The question: Can they find 16 people who haven't already formed an opinion about one of the most highly publicized cases in history? Registered voters in Houston were sent a mammoth 14-page questionnaire, containing 77 questions with multiple subparts, asking their opinion about the case. That's the basis the judge is working off today, and it is he, not the attorneys who will be questioning the potential jurors further.

What's he looking for? In his words: "What I mean by a fair and impartial jurors is a juror who will base his or her decisions solely on the evidence admitted during this trial and who will follow my instructions concerning the law."

Many expressed concern that they knew some of the potential witnesses in the case; at least two are pastors of local churches here where prospective jurors worship every Sunday. Despite that, they maintained they could still be fair and impartial if those men take the stand.

The judge hopes to complete jury selection by the end of the day.

Lake told the pool that the jury box was no place for anyone seeking vengeance.

"We are not looking for people who want to right a wrong or provide remedies for those who suffered from the collapse of Enron," he said.

When the judge asked if any jurors "view this as an opportunity to strike a blow for justice," no one raised a hand.
Enron Corp. was once the nation's seventh-largest company, considered an innovative, new-economy maverick and admired as a top stock performer.

After a spectacular collapse that left thousands jobless and slammed Wall Street with billions in losses, Lay, 63, and Skilling, 52, are to be tried in a federal courthouse only a few blocks from the firm's former headquarters with its swiveling "E" logo.

Cowan reports that a mere mention in Houston of the Enron collapse raises the hackles of a lot of people.

After the collapse, about 5,000 people ended up on the street with no pension and no savings. Angie Laurio was one of them. She says she saw $500,000 worth of retirement investments vanish almost overnight.

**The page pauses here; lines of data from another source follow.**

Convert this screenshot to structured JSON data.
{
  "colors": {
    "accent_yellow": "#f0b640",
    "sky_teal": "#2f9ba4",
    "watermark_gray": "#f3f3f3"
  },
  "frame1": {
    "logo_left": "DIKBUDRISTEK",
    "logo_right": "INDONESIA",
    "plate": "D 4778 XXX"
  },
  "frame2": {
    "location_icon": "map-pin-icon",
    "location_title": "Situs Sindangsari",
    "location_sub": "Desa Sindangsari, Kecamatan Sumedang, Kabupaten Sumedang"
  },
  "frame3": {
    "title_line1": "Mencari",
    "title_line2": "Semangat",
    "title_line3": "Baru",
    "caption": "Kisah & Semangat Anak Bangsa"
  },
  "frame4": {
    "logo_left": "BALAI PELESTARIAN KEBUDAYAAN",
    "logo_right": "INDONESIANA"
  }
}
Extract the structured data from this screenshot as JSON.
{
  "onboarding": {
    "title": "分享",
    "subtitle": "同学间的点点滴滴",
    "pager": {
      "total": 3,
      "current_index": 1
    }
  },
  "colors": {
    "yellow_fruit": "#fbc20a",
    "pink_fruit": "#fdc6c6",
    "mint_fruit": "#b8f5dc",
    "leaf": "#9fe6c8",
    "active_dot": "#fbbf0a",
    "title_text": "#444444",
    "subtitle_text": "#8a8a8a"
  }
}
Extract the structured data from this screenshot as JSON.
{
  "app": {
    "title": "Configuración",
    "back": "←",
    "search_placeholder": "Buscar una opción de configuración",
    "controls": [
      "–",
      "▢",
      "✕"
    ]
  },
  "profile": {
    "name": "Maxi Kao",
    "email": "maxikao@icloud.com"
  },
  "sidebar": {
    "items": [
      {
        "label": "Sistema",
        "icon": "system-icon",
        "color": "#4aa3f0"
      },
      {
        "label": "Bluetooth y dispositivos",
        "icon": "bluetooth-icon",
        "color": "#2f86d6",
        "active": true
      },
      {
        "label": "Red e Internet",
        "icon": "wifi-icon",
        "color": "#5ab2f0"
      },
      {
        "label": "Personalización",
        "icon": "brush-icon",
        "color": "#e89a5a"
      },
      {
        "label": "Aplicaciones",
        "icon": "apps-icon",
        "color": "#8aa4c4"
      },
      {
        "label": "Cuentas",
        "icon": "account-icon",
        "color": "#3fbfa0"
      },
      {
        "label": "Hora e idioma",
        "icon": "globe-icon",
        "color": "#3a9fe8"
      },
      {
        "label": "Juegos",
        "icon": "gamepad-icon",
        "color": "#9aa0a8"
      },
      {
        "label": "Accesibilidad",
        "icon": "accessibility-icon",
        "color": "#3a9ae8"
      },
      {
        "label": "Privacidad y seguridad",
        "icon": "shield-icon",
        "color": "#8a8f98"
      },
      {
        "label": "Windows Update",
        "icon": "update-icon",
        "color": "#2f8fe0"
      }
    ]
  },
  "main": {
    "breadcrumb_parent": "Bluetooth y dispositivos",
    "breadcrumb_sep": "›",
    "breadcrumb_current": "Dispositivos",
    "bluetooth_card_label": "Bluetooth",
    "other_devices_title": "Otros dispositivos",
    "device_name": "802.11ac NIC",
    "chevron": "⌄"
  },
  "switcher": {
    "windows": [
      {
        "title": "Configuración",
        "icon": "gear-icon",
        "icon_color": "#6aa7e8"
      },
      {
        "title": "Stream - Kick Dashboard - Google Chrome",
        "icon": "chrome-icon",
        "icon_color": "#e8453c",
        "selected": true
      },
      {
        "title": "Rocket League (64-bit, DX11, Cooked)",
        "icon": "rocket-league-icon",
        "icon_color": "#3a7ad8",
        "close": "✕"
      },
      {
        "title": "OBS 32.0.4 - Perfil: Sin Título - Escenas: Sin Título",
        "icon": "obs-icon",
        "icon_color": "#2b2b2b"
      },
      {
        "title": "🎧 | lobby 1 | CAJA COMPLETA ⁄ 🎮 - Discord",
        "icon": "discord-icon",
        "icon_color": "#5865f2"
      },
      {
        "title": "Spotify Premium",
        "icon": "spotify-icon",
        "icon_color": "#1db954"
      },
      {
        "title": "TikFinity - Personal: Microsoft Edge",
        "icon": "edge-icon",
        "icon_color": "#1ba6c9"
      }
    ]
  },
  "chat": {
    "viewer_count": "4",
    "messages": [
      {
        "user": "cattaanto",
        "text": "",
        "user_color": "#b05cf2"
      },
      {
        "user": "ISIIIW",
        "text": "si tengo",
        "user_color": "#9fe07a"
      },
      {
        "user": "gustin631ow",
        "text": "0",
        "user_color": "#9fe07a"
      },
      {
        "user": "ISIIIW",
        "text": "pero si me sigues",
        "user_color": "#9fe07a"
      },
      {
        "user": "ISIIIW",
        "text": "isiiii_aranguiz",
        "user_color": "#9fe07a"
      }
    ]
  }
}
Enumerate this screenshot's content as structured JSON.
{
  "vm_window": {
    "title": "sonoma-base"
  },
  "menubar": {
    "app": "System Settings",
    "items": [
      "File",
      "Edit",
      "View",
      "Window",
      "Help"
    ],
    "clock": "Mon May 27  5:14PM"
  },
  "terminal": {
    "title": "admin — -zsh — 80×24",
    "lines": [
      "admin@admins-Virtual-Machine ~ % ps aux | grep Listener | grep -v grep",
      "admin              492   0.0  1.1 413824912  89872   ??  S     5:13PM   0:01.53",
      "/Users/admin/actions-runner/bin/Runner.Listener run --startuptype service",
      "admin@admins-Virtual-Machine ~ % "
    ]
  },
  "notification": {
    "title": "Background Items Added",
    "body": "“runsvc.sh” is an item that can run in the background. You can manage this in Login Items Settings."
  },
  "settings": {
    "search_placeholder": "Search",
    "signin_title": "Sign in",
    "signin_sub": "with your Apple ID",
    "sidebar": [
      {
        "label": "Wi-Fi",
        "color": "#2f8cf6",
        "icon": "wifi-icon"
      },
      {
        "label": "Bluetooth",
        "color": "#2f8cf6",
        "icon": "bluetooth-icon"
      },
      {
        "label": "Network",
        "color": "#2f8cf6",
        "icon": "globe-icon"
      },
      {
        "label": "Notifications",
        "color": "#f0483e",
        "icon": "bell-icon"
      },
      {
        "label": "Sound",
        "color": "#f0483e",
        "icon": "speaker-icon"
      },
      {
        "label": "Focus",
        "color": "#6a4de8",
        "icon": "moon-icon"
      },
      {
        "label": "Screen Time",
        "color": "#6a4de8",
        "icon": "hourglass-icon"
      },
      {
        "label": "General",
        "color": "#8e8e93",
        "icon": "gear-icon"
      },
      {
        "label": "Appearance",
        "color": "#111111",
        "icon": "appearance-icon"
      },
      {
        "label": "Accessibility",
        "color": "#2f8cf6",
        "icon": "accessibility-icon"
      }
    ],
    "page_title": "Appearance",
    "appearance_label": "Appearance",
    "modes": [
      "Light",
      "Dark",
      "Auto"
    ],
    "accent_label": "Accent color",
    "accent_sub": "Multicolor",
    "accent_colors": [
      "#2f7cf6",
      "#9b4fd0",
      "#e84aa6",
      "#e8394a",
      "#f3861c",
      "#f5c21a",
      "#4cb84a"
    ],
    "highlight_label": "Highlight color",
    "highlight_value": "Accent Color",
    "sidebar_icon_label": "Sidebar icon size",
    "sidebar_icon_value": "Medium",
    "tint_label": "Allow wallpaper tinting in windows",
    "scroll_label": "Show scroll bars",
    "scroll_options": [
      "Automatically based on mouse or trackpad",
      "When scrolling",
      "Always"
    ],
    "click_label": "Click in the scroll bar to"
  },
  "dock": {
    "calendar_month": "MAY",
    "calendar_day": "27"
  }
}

"Their day of reckoning is coming soon, thank the Lord," said Laurio, who worked for Enron for 28 years.

Skilling faces 31 counts of fraud, conspiracy, insider trading and lying to auditors for allegedly lying about Enron's financial strength. Lay faces seven counts of fraud and conspiracy for perpetuating the alleged scheme after Skilling resigned in August 2001.

Both men have pleaded not guilty. If convicted, each could face decades in prison and millions of dollars in penalties.

Enron's crash and the subsequent scandals roiled Wall Street, sent investors fleeing, prompted stiffened white collar penalties and upped regulatory scrutiny over publicly traded companies.

Former WorldCom Inc. head Bernard Ebbers awaits a 25-year prison term for orchestrating the $11 billion accounting fraud that bankrupted the company. Martha Stewart did five months in prison and more time confined to work and home for lying about a stock sale. Adelphia Communications Inc. founder John Rigas and his son got double-digit prison terms for robbing the company.

HealthSouth Corp. founder Richard Scrushy bucked the trend with his acquittal last year of fraud charges despite five former finance chiefs pointing the finger at him in a $2.7 billion scheme to inflate earnings.

The government has a mixed record on Enron.

The U.S. Supreme Court last year overturned former Enron auditor Arthur Andersen LLP's 2002 conviction of obstruction of justice, saying vague jury instructions allowed jurors to convict without finding criminal intent behind mass shredding of Enron documents as investigations began.

Four former Merrill Lynch & Co. executives and a former midlevel Enron finance executive are in prison for helping push though a loan disguised as a sale to help Enron manipulate earnings, while a former in-house Enron accountant was acquitted.

And five former executives accused of fooling Wall Street into believing Enron's defunct broadband unit was viable face retrials this year after their first trial ended with jurors hung on most charges.

Some Enron employees are still adrift four years later.

After working for 10 years at Enron, Diana Peters is barely paying the bills, even with two jobs.

"I don't have health insurance. I don't have any kind of benefits," she told The Early Show co-anchor Rene Syler. "I was planning to be retired as of last summer. Now, you know, I'm back to square one again."